18/05/2021
Dor de cabeça e dor na cabeça.
Por Dr. Hilton Mariano da Silva Júnior
Ter um episódio de cefaleia (dor na cabeça) é uma situação extramente comum. É uma das queixas mais frequentes do mundo. E, por vezes, atrapalha a vida de muita gente. Talvez, por isso, para descrevermos o quanto uma situação nos impactou negativamente (tal como perceber que o pneu do carro está furado num dia de chuva, ter uma discussão com um familiar ou colega de trabalho, sofrer uma decepção ou qualquer tipo aborrecimento) falamos que foi uma tremenda dor de cabeça. Do mesmo modo que isso descreve o quanto ficamos chateados com aquela situação, pode levar a crer que a causa da maioria das dores na cabeça seja de fundo emocional. O dicionário Houaiss traz duas definições para dor de cabeça: “1. cefaleia 2. preocupação incessante com alguém ou alguma coisa". A meu ver, a dor de cabeça sofre com a mesma interpretação de dor de cotovelo, definida no mesmo dicionário como “despeito provocado pelo ciúme ou pelo fato de se ter sofrido alguma decepção amorosa". Ora, é muito comum ter dor quando batemos o cotovelo em alguma coisa( inclusive frequentemente se sente um choque provocado pelo nervo ulnar) e não dizemos que o estamos com dor de cotovelo e sim, dor no cotovelo. Tal confusão produz a dificuldade da pessoa que está do lado em compreender o sofrimento daquele que tem crises de cefaleia. A maioria dos nossos/nossas pacientes reclama da incompreensão dos familiares e amigos em relação ao impacto que dor na cabeça provoca. Esse comportamento se expressa por menosprezo, ou até desdém, com o qual o doente é tratado pelas pessoas próximas ou profissionais de saúde.

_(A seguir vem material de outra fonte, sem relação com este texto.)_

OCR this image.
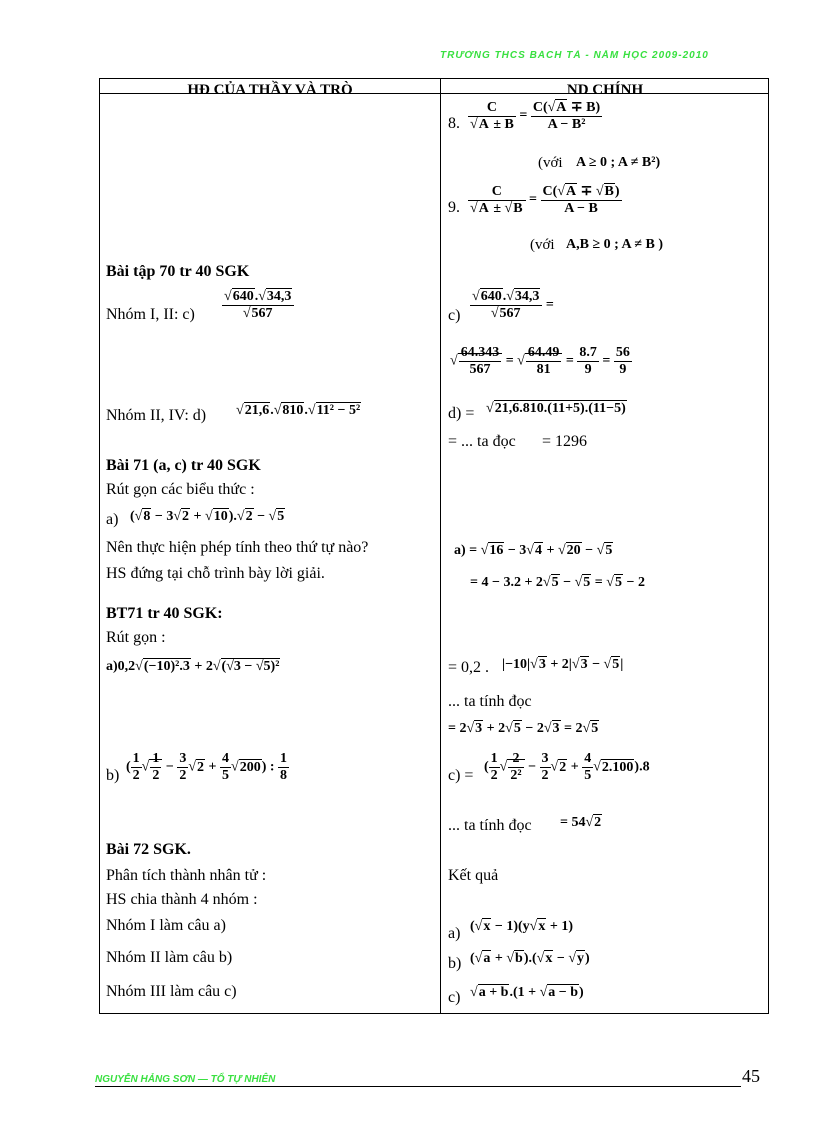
TRƯỜNG THCS BÁCH TẢ - NĂM HỌC 2009-2010
HĐ CỦA THẦY VÀ TRÒ	ND CHÍNH
Bài tập 70 tr 40 SGK
Nhóm I, II: $c) \frac{√640.√34,3}{√567}$
Nhóm II, IV: d) √21,6.√810.√11² − 5²
Bài 71 (a, c) tr 40 SGK
Rút gọn các biểu thức :
a) (√8 − 3√2 + √10).√2 − √5
Nên thực hiện phép tính theo thứ tự nào?
HS đứng tại chỗ trình bày lời giải.
BT71 tr 40 SGK:
Rút gọn :
a)0,2√(−10)².3 + 2√(√3 − √5)²
b) ( $\frac{1}{2}$ √ $\frac{1}{2} - \frac{3}{2} √2 + \frac{4}{5} √200$) : $\frac{1}{8}$
Bài 72 SGK.
Phân tích thành nhân tử :
HS chia thành 4 nhóm :
Nhóm I làm câu a)
Nhóm II làm câu b)
Nhóm III làm câu c)
8. $\frac{C}{√A \pm B} = \frac{C(√A \mp B)}{\text{A − B²}}$
(với A ≥ 0 ; A ≠ B²)
9. $\frac{C}{√A \pm √B} = \frac{C(√A \mp √B)}{A - B}$
(với A,B ≥ 0 ; A ≠ B )
$c) \frac{√640.√34,3}{√567}$ =
√ $\frac{64.343}{567}$ = √ $\frac{64.49}{81} = \frac{8.7}{9} = \frac{56}{9}$
d) = √21,6.810.(11+5).(11−5)
= ... ta đọc = 1296
a) = √16 − 3√4 + √20 − √5
= 4 − 3.2 + 2√5 − √5 = √5 − 2
= 0,2 . |−10|√3 + 2|√3 − √5|
... ta tính đọc
= 2√3 + 2√5 − 2√3 = 2√5
c) = ( $\frac{1}{2}$ √ $\frac{2}{\text{2²}} - \frac{3}{2} √2 + \frac{4}{5} √2.100).8$
... ta tính đọc = 54√2
Kết quả
a) (√x − 1)(y√x + 1)
b) (√a + √b).(√x − √y)
c) √a + b.(1 + √a − b)
NGUYỄN HẢNG SƠN — TỔ TỰ NHIÊN	45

Não se pode negar que situações de estresse ou emoções negativas podem desencadear as crises de cefaleia. Porém, várias outras doenças também são influenciadas por essas emoções (tais como asma, hipertensão arterial, diabetes, entre outras) e habitualmente não provocam reações de desconfiança e menosprezo com a pessoa que sofre. A hipertensão é um bom exemplo: mesmo que um aumento súbito da pressão seja provocado por um grande aborrecimento, tratamos o paciente com medicações para controlá-la. Não tentamos convencê-lo simplesmente de que a causa é emocional. Estranhamente, a maioria dos meus pacientes com dores na cabeça relata que ouviu a frase “a causa da sua dor é só emocional", como se ouvir isso tivesse o poder mágico de acabar com o problema.
Considerando que a maneira de se comunicar é extremamente importante para a mensagem que se quer passar, sugiro que dor de cabeça (assim como dor de cotovelo) seja um termo reservado para falarmos de aborrecimentos e que dor na cabeça seja usado quando sentirmos cefaleia.